Nurburgring: si ritorna in pista dopo l’emergenza Coronavirus

Nurburgring: si ritorna in pista dopo l’emergenza Coronavirus

Sono però presenti delle norme di sicurezza per tutelare i partecipanti

Nurburgring: si ritorna in pista dopo l’emergenza Coronavirus

Riaprono al pubblico le sessioni “Touristenfahrten” del mitico Nurburgring. Si tratta delle giornate libere di track day destinate anche ai privati e a chi vuole divertirsi sul mitico circuito con la propria vettura. Nessuna eccezione e nessuna discriminante per le auto: si paga e si entra in pista. Il sogno di ogni benzinaio nelle vicinanze del circuito insomma.

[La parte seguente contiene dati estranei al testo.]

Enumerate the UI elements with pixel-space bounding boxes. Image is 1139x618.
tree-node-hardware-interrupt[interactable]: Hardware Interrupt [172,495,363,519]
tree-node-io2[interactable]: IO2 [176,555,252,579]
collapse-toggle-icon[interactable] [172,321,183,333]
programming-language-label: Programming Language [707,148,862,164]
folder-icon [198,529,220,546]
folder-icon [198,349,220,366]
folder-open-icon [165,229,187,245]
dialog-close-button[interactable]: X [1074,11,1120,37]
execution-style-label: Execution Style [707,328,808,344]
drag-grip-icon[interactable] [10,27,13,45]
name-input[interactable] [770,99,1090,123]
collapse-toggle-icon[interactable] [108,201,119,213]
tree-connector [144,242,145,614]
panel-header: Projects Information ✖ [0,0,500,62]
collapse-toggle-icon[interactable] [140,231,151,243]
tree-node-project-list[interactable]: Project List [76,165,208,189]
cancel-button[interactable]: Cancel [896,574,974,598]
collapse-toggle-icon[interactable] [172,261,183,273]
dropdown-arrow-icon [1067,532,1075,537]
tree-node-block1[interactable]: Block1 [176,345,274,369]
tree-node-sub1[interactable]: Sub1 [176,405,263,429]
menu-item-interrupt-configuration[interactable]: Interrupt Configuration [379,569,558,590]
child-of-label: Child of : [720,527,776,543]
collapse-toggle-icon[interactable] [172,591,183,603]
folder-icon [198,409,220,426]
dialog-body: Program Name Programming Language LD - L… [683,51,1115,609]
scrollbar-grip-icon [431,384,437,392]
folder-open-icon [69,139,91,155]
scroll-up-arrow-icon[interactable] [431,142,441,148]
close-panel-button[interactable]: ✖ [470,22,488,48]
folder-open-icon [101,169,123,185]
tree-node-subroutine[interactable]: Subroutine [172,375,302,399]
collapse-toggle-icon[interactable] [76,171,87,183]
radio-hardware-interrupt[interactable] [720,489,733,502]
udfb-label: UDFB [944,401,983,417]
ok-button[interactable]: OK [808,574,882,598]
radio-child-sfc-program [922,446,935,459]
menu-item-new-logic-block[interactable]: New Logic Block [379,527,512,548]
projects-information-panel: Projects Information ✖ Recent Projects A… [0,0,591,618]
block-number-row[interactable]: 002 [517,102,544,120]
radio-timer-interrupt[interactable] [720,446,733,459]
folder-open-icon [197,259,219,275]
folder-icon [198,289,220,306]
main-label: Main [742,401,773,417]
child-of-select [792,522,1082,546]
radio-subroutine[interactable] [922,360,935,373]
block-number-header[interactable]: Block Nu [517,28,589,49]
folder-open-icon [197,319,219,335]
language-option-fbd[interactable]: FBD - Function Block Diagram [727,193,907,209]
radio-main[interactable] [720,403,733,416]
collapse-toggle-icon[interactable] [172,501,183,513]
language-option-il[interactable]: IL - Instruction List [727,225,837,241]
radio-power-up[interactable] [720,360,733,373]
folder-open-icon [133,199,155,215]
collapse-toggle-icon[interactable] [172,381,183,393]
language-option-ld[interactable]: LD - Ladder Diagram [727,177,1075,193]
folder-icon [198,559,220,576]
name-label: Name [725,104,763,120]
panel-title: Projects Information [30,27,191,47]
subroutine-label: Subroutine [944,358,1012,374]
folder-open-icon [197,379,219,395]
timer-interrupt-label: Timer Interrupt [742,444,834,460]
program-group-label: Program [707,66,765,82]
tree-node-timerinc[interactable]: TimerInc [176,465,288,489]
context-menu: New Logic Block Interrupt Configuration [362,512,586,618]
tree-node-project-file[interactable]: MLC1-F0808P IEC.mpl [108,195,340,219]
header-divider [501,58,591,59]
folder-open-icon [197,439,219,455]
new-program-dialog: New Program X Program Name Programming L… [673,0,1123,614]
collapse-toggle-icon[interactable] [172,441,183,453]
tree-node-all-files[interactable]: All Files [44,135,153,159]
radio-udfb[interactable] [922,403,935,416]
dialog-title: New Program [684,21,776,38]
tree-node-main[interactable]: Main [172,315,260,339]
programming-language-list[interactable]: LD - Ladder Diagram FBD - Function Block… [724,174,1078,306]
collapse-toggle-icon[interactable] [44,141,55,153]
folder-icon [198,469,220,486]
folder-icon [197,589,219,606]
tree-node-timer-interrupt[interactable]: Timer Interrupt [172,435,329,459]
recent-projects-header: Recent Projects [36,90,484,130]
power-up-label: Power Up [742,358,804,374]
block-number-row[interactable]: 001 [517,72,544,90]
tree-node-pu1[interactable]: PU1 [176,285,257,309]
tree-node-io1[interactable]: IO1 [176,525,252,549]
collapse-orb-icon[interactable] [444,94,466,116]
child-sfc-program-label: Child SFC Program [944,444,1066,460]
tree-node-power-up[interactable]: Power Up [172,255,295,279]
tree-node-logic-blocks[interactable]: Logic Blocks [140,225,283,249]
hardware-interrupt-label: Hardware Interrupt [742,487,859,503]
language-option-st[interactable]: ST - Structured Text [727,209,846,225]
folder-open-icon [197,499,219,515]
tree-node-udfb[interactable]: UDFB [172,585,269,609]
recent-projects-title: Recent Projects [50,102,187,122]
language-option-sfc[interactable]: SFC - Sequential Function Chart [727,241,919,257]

Nurburgring, un’eccellenza che riapre dopo il Coronavirus

Il mitico circuito tedesco di oltre 20 km sembra aver appena riaperto al pubblico dopo lo stop imposto dal governo a causa dell’emergenza da Coronavirus. Con la curva dei contagi che pare scendere in modo lento, ma graduale, si allentano le restrizioni in tutti i campi, compreso quello automobilistico. In Germania diversi concessionari di auto hanno già riaperto da qualche settimana e da poco è il turno dei circuiti. Gli appassionati potranno tornare a scorrazzare con la propria auto sulle mitiche curve dell’ “inferno verde”.

Misure di sicurezza anche in pista

Non vengono chiaramente trascurate le norme di sicurezza: non più di un passeggero per auto, non si può scendere dalla vettura se non per andare negli appositi bagni e bisogna acquistare il biglietto prenotandosi online. Alcune semplici norme ma adeguate per poter ripartire gradualmente, anche in pista. I parcheggi intorno alla pista rimarranno chiusi, per scoraggiare gli spettatori che spesso si ammassano sulle tribune limitrofe al tracciato.

Ovviamente l’affluenza al circuito sarà ridotta dal momento che non saranno presenti turisti al di fuori della popolazione tedesca. Rappresenta però un’opportunità per i locali, che potranno sfruttare una magnifica pista probabilmente più libera e desolata del solito. Si, tedeschi, vi invidiamo e tanto.